Tag Archives: Mirkwood

autumn peak in the Ozarks

Originally posted 10-29-12.

You’d think this whole being allergic to autumn thing would deter me from frolicking out in it, but I installed a scaffold framework under my left eyeball so it couldn’t ooze down my face (loaded up on benadryl, I’m still floating) and spent the last three weeks running around all over the place.

We took off for miles two weekends in a row, one to Stockton Lake and one to Silver Dollar City, both during what turned out to be a lengthier than usual peak autumn foliage in the Ozarks. We have the potential for spectacular color around here, but so often get cut short by sudden sheering winds and nasty cold rains that the leaves get stripped off before we have the chance to bask in their glory. THIS year, autumn walked in casually, hung its coat and hat on the rack at the door like a gentleman, sauntered to a comfortable seat and quipped with the waitress before ordering a pot of coffee, settling itself in to regale us with made up tales of courage and daring do. We got more than two weeks before most of the leaves even thought about the oh-why-not leap into whirlygig freedom around my parts, and it turned into a slow almost choreographed Disney-ish promenade that is still happening on my street. Because the last several autumns have been so disappointing, I had my camera *ready*. There is no “I’ll go back and get that tomorrow” in Missouri. And now, true to nature’s ways, here come the cold winds and rain, and tomorrow the magic part will be all gone, just in time for the spooky Halloween part.

All the thumbnails click out to full size.

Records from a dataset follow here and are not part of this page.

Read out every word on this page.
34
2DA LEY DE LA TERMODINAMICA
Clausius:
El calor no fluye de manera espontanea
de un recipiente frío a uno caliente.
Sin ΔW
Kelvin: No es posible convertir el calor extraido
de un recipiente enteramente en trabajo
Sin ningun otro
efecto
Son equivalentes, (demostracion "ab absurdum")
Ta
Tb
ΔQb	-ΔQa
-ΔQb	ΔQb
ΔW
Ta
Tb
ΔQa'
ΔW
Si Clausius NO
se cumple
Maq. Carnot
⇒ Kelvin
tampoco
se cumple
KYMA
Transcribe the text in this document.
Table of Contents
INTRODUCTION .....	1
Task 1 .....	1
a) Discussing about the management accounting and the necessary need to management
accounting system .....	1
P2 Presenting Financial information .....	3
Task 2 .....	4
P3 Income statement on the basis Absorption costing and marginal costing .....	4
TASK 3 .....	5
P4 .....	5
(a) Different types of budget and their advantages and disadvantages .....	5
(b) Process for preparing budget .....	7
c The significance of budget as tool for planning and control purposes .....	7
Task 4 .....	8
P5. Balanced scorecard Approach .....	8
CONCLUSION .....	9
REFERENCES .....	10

The hardest part is trying to catch the real magic on camera. Some of the trees around here go through more than one color change that slowly dots through the trees until you see everything from green to yellow to orange to red to bronze and brown all at the same time on one tree, and it’s stunning, but it keeps changing so quickly that the next day the variegated colors are done. Another tree might turn a bright yellow, then shade to a slightly oranger yellow, kind of like peaches, and then get a burnt sienna overlay that makes it look delicious when the sun hits just right. And while some of the tamer red maples go red all over and lose their leaves quickly, the wilder indigenous ones will flame up more slowly, with the red creeping through the green and then the edges of the red leaves crisping up like the edges of a berry pie in the oven, until brown laces all the red leaves. When the bright sun comes out, the trees glow, and I’ve never been able to truly catch that quality on a camera, even an expensive one. The pictures will come out brighter and more colorful, but you have to be *in* the woods under the canopy while the sun comes out to be part of the glow, like the magical Elven wood Lothlorien. In the upper left corner of this first one you can see a little leaf sticking up that is yellow AND red with the slight brown edging that I was talking about.

Persimmon trees remind me of peach pie.

By now, regular readers of my silly survey blog are recognizing my aspie ‘train spotting’ quirk as a tree obsession that goes into synesthesia overload when all the colors come out.  Since I grew up in the desert without a lot of trees, and now I’m surrounded by them because I live in the woods, it’s all magical.  I LIVE IN MIRKWOOD, guys.  Yeah, *spiders*.  The Ents around me may not be fully awake, but the whispering never stops.

People living along the coasts might be surprised to know that we get some of your seagulls coming through the heartland. Hundreds of them circled in while we were at Stockton.

No idea what this was about. We get a few fun loving eccentrics hiding out in these hills.